COLUMBUS— The House Committee on Finance and Appropriations approved the state budget, Substitute House Bill 59, today for consideration of the full House later this week. Democratic members on the panel offered 16 amendments to the bill, 15 of which were rejected by House Republicans. The amendments were part of a larger effort by Democratic lawmakers to address issues of transparency, accountability, public education, health care and tax reform for middle class Ohioans.
“The countless hours of testimony on Medicaid expansion made it clear that it has overwhelming support in the state,” said Rep. Foley. “The removal of Medicaid Expansion by House Republicans made it clear that they are listening to an extreme right constituency, and leaving nearly 300,000 Ohioans without healthcare as a result. While I hope an agreement is reached to put some form of expansion back in the budget, the Republican track record on this vital issue does not look good.”
Among the amendments rejected by House Republicans was a 10 percent targeted middle class tax cut. In addition to a targeted 10 percent tax cut for middle class Ohioans, this proposal also provides an additional $118 million for schools ($54 million in FY14; $64 million in FY 15). This targeted middle class tax cut would apply to all Ohioans making under $105,000 or all those in the bottom 7 tax brackets. This Targeted Middle Class Tax Cut utilizes the same revenue that was utilized by the House GOP’s proposals to provide a 7 percent income tax cut, which disproportionately benefits the wealthy.
“It is very frustrating,” Rep. Foley added. “You hear how people want to work together for policies that move Ohio forward, but here we have ideas to do just that and all of them are rejected. It stinks of narrow-minded, partisan right-wing thinking. Surely, we presented some ideas that the Republicans could find common ground on. What is so contentious about investing in public education, or rebuilding the middle class in Ohio? Ohio’s middle class and most vulnerable citizens are the biggest losers in this plan.”

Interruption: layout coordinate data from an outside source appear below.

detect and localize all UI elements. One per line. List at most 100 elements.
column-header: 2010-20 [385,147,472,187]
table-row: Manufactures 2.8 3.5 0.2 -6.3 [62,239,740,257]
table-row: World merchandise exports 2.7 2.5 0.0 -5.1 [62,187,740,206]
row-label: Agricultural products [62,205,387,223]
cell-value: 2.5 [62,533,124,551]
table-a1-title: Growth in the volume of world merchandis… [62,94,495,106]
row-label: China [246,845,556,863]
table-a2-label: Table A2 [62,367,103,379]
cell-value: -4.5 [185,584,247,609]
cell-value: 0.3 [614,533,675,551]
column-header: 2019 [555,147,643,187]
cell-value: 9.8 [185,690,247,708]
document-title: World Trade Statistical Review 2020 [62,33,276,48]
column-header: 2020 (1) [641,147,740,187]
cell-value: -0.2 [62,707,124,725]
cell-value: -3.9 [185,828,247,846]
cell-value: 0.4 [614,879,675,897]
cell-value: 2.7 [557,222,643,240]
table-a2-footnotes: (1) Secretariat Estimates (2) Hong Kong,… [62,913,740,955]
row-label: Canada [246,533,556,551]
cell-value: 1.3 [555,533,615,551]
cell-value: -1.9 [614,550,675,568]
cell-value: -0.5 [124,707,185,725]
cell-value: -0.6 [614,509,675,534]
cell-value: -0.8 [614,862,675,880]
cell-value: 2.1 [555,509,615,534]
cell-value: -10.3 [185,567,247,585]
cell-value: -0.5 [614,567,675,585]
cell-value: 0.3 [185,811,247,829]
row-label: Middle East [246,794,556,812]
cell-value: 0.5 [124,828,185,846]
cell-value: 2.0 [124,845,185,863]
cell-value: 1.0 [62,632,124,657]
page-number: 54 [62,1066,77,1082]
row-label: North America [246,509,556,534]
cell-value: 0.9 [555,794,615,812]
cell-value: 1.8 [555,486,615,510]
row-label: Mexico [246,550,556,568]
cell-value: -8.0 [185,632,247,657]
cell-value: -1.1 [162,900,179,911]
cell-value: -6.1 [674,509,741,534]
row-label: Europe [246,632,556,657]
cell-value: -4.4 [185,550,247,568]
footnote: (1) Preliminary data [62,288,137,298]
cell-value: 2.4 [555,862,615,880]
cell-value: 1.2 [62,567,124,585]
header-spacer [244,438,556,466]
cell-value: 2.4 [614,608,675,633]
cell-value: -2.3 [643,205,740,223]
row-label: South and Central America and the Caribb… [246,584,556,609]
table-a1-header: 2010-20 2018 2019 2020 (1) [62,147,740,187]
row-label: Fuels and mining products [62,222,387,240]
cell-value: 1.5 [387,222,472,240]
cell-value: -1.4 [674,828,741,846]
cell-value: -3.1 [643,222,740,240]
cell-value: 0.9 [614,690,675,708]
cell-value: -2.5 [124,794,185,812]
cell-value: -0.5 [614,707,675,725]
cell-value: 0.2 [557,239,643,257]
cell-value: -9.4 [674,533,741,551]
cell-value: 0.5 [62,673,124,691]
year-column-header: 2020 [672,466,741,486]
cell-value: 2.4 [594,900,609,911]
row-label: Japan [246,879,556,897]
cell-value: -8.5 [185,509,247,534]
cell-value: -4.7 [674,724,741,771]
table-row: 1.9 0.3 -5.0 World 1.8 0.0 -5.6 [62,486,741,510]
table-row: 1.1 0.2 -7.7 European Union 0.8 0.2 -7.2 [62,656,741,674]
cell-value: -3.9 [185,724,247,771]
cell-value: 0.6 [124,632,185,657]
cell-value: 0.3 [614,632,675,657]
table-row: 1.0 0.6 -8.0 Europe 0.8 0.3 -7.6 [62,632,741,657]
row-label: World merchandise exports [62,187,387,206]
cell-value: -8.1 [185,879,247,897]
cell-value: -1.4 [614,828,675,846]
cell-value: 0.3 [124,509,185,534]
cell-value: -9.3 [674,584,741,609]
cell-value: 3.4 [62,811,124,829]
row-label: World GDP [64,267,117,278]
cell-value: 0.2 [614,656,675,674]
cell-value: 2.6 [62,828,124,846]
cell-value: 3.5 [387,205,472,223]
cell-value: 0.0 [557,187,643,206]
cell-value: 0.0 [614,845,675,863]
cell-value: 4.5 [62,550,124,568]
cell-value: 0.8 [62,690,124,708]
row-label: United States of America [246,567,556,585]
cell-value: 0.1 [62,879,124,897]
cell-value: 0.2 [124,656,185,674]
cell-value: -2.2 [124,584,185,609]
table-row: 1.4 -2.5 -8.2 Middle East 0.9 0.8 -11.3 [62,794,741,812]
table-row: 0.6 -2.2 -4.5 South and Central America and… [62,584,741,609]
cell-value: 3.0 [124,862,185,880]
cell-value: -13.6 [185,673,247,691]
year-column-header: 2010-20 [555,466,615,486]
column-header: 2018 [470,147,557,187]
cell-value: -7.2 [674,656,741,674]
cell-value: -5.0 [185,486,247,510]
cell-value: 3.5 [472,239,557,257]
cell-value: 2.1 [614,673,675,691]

House Republicans nixed major provisions of Governor Kasich’s initial budget proposal through a recently introduced substitute version of the bill. Democrats’ amendments to expand Medicaid, prevent the reprioritization of family planning dollars, restore education funding and give a targeted tax cut to middle class Ohioans were all soundly rejected. However, major provisions added into the budget by Republicans at the last minute included a $30 million increase for nursing homes and a dramatic shift in public health education that imposes criminal sanctions for school sex ed. programs that lead to “gateway sexual activity.”